La quatrième, sur une construction récente, porte sur le dispositif de protection à l’interface entre le sol et le bâtiment : quel est-il, où se trouve-t-il, et reste-t-il contrôlable ? C’est une question qu’un vendeur de maison neuve devrait pouvoir documenter, et dont l’absence de réponse est en soi une information.
Questions fréquentes
Tout le département est classé, mais y a-t-il vraiment des termites partout ?
Non, et le texte ne l’affirme pas : il vise les zones contaminées « ou susceptibles de l’être à court terme ». Le classement est une mesure de prévention à l’échelle départementale, pas un relevé d’infestation commune par commune.
Les départements voisins sont-ils classés aussi ?
En Occitanie, tous les départements sont couverts par un arrêté termites à l’exception de la Lozère. L’étendue retenue et la date des arrêtés varient en revanche d’un département à l’autre.
Le classement peut-il être levé ?
Un arrêté préfectoral peut être modifié ou abrogé, mais la logique du dispositif est plutôt l’extension des zones que leur réduction. Pour l’Aude, aucune source publique consultée ne fait état d’un texte postérieur à celui de 2001.
Faut-il traiter préventivement un logement existant ?
Aucune obligation ne l’impose. Le classement n’oblige à protéger que les bâtiments neufs. Pour l’existant, le bon arbitrage dépend de la configuration du bien et de ce qu’une inspection montre, pas d’un principe général.
Je viens d’un département non classé, qu’est-ce qui change pour moi ?

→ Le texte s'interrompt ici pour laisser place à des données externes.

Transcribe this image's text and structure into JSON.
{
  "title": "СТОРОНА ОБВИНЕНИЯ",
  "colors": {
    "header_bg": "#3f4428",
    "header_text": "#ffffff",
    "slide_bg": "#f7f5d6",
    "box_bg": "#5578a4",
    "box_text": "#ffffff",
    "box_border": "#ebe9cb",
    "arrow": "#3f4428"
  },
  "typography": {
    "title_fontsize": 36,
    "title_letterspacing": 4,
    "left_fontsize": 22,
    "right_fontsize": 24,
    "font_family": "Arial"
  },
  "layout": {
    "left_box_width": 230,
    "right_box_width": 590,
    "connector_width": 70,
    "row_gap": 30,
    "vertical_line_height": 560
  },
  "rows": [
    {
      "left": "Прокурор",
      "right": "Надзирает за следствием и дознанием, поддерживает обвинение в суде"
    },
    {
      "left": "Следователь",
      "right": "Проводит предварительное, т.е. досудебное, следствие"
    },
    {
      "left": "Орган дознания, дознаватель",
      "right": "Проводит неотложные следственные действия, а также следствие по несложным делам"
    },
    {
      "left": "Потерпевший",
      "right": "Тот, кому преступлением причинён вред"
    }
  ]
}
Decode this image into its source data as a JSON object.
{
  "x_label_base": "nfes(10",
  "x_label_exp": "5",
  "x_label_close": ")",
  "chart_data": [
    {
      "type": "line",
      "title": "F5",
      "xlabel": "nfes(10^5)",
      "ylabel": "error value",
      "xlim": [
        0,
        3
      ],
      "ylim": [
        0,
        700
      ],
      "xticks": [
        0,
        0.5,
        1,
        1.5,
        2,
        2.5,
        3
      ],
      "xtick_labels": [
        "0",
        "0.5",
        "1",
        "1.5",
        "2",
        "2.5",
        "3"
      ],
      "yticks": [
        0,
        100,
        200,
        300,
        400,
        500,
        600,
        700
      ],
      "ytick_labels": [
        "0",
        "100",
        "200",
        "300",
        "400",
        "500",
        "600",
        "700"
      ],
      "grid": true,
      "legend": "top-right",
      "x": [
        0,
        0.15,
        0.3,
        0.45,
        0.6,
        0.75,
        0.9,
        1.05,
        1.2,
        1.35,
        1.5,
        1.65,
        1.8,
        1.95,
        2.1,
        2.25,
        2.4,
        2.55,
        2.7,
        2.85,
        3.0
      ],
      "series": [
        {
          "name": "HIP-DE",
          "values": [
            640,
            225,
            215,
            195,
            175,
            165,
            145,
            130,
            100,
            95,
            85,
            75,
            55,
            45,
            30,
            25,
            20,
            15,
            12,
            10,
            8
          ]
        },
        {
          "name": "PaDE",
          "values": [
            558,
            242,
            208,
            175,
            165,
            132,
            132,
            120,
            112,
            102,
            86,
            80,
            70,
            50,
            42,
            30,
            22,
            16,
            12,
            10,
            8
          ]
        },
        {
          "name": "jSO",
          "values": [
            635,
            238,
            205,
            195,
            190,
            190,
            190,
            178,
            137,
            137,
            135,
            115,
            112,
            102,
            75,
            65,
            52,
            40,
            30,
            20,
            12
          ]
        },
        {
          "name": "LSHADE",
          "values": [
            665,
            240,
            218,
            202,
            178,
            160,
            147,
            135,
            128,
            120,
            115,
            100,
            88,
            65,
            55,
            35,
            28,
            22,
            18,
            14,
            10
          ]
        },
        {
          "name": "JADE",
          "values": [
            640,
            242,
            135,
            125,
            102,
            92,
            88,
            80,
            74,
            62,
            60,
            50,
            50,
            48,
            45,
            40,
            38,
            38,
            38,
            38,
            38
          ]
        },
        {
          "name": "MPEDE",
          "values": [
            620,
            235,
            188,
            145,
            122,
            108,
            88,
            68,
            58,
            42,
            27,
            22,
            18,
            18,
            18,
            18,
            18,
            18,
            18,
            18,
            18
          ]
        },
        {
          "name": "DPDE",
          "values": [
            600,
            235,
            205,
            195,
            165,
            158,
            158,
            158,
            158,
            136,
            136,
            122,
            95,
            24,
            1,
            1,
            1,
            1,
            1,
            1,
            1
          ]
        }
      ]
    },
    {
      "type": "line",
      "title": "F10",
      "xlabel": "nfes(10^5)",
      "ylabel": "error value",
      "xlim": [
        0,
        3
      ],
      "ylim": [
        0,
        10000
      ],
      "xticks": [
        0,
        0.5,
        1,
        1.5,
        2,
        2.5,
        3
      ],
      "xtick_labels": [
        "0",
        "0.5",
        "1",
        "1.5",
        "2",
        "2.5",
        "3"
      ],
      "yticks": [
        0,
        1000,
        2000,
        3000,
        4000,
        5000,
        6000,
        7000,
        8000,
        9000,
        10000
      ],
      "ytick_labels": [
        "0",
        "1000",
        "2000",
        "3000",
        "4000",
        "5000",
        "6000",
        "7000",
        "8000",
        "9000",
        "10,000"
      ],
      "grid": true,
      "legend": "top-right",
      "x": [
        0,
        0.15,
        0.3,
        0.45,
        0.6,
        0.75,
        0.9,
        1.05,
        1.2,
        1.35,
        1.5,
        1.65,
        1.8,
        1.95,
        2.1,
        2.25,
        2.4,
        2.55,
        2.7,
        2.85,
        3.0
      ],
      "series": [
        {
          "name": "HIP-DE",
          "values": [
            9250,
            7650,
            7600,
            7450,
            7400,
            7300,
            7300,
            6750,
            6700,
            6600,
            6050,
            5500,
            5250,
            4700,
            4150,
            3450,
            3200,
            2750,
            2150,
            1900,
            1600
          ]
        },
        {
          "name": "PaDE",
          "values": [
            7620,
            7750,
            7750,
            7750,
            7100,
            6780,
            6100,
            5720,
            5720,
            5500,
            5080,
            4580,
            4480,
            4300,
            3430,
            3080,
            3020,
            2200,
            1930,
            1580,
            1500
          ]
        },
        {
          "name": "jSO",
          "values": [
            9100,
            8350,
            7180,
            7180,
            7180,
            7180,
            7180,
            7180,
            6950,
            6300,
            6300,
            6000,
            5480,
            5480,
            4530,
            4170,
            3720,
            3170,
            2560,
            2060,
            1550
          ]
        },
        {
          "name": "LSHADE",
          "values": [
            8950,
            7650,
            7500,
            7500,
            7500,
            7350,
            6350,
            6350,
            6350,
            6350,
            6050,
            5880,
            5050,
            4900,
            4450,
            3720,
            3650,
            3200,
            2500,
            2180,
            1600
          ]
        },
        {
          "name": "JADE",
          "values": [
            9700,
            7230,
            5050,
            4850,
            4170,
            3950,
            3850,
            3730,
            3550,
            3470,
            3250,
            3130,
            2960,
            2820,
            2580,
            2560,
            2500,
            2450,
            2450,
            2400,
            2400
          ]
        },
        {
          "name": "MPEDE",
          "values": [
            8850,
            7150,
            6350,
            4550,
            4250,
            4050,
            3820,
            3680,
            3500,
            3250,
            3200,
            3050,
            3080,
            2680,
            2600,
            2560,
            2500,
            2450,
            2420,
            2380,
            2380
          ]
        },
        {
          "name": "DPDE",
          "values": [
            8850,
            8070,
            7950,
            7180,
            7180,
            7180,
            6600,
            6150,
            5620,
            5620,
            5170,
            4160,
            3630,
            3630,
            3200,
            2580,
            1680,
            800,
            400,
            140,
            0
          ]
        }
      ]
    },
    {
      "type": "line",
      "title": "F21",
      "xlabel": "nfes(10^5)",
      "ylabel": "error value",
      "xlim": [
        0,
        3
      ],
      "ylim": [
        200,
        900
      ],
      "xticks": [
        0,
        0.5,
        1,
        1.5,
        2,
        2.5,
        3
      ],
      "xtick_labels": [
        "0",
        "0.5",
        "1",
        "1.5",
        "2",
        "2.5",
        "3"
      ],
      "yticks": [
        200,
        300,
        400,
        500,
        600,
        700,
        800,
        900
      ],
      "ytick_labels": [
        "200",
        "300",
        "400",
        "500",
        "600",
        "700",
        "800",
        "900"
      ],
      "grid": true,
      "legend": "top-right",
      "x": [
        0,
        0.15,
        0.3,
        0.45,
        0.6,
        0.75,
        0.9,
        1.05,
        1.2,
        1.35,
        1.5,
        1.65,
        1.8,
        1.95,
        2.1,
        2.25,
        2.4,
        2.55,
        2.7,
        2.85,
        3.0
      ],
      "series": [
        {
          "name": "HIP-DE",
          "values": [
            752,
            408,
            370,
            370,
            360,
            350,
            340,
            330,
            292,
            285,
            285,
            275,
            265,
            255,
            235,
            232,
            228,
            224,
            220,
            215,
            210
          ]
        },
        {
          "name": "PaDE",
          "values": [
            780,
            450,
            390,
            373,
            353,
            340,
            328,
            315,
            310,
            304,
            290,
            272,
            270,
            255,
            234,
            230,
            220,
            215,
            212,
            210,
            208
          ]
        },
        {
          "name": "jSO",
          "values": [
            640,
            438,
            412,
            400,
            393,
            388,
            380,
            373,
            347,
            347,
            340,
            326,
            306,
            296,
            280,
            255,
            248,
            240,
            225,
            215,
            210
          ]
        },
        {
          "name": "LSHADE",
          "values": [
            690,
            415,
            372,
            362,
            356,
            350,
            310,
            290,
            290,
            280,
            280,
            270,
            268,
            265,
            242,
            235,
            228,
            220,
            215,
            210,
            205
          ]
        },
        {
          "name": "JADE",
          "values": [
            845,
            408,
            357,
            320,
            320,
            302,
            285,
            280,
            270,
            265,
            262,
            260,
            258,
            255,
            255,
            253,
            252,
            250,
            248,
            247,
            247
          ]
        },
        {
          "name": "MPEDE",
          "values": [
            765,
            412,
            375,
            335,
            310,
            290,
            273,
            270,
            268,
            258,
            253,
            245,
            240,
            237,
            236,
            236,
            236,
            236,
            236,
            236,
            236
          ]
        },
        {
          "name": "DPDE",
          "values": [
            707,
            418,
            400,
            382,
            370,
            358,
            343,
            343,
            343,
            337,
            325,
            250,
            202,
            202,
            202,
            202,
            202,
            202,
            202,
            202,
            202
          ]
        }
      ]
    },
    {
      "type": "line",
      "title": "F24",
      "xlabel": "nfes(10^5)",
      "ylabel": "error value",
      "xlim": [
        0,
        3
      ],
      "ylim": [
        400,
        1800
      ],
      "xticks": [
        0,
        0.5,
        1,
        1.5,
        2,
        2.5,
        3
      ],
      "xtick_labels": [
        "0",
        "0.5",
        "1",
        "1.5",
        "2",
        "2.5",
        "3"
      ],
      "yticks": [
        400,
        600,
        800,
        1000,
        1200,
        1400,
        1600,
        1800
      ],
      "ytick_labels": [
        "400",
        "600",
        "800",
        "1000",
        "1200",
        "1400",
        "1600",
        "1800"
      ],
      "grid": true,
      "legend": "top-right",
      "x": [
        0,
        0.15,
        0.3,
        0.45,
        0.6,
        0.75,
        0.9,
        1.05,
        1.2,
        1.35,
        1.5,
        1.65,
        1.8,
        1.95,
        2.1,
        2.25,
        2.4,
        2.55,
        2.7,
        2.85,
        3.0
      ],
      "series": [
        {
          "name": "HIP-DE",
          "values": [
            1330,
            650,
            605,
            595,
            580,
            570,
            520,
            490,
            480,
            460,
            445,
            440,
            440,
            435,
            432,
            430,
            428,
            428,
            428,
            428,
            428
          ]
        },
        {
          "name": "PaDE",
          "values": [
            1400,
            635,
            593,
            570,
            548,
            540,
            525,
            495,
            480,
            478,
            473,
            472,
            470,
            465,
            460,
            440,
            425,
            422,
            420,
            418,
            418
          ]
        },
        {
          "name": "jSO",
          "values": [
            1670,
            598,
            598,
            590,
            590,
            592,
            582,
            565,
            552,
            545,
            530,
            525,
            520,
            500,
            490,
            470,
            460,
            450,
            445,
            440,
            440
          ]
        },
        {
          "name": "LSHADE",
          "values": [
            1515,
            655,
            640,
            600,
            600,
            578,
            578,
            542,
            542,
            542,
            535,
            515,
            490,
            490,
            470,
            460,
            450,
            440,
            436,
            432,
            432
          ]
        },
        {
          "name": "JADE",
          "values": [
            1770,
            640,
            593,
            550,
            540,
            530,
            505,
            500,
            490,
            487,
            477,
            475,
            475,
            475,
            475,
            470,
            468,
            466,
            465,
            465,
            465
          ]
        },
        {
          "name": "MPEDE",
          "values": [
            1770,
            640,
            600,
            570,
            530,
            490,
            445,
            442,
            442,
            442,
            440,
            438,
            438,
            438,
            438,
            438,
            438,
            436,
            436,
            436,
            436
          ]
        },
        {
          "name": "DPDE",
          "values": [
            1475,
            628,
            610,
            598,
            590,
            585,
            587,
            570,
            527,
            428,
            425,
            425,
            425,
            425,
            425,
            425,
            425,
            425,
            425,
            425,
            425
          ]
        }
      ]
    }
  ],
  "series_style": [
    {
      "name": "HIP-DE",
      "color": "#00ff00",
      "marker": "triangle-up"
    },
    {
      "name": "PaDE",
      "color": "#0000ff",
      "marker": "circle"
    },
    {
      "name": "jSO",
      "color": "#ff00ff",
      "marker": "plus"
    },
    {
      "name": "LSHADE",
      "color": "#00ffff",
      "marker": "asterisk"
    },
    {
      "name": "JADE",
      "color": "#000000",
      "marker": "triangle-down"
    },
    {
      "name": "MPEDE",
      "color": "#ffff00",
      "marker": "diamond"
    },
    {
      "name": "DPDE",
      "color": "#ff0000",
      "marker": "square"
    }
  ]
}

Une obligation de diagnostic à chaque vente, une obligation de déclaration en mairie dès qu’un constat est fait, et une protection obligatoire si vous construisez. Rien de plus, mais rien de moins : ces trois points s’appliquent sans qu’il y ait à vérifier si votre commune figure quelque part.
Où trouver une entreprise dans l’Aude ?
Les repères vérifiables sont la certification CTB-A+ de l’institut technologique FCBA, une attestation d’assurance mentionnant l’activité de traitement, et un devis qui décrit le relevé, les points singuliers et le suivi plutôt qu’un forfait global.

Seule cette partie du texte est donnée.